Game and Fish personnel conducted 65,567 boat inspections in 2022, down from 68,140 in 2021. However, the number of high-risk inspections went up from 4,187 in 2021 to 4,747 this year.
Josh Leonard, Game and Fish aquatic invasive species coordinator, said the rise in the number of high-risk inspections was due mostly to the discovery of zebra mussels in Pactola Reservoir, 13 miles west of Rapid City, South Dakota, and 27 miles from the Wyoming border. It was the first time zebra mussels were found in a body of water this close to Wyoming, and was especially concerning because many boaters frequent waters on both sides of the state line.
While there’s a growing threat of AIS at the state’s borders, Leonard said collaborative efforts with Wyoming Department of State Parks and Cultural Resources led to increased compliance by the public to stop at required watercraft check stations at Keyhole and Glendo reservoirs.
“It does not surprise me that those numbers have gone up due to the increased risk we’re seeing every year with more waters becoming positive for mussels and closer to our borders,” Leonard said. “It also highlights how effective collaboration with other agencies can be.”
AIS check stations are regarded as the first line of defense against invasives entering the state or being spread between Wyoming’s waters. Those range from invasive plants like curly pondweed, which Wyoming does have, to species that the state has managed to keep out, like Asian carp and zebra or quagga mussels.

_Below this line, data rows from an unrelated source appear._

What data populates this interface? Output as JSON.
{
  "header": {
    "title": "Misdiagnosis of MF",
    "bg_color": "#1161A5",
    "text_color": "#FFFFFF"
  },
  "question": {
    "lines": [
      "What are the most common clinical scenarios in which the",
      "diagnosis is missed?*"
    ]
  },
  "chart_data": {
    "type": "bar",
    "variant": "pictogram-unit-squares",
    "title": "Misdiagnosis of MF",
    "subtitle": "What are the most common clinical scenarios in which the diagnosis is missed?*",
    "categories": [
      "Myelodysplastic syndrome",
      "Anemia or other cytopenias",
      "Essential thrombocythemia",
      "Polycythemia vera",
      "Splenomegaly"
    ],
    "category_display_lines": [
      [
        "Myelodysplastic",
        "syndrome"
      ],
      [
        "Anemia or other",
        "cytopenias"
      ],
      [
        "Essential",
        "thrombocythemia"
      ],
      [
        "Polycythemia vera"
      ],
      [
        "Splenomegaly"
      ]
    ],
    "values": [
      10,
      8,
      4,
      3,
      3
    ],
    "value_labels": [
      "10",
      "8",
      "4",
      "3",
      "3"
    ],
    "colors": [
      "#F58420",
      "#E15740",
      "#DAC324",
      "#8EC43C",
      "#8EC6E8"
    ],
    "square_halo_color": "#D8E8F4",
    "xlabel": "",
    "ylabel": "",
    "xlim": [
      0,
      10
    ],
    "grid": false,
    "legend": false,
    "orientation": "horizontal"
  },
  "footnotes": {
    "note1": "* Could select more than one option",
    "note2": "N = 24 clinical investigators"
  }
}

In Wyoming the law requires any watercraft transported into the state from March 1 through Nov. 30 must undergo a mandatory inspection by an authorized inspector prior to launching. Any watercraft that has been in a water infested with zebra/quagga mussels within the last 30 days is required to undergo a mandatory inspection by an authorized inspector prior to launching during all months of the year. All watercraft must stop at any open watercraft check station on their route of travel, even if not intending to launch in Wyoming.
Fifty-eight boats were discovered with mussels at Wyoming check stations in 2022, slightly up from 54 in 2021. That was a big increase from 2020 when 22 boats were found to have mussels.
The Evanston port of entry continued to be the busiest check station in Wyoming. Personnel in Evanston inspected 20,422 boats this year. The next highest was at Glendo Reservoir with 8,052 inspections. The Evanston check station also had more high-risk inspections (2,590), boat decontaminations (369) and mussels found on boats (51) than any other check station in the state this year.
Keeping AIS from spreading into and within Wyoming is a priority for Game and Fish. Department personnel are evaluating watercraft inspection protocols for the 2023 boating season.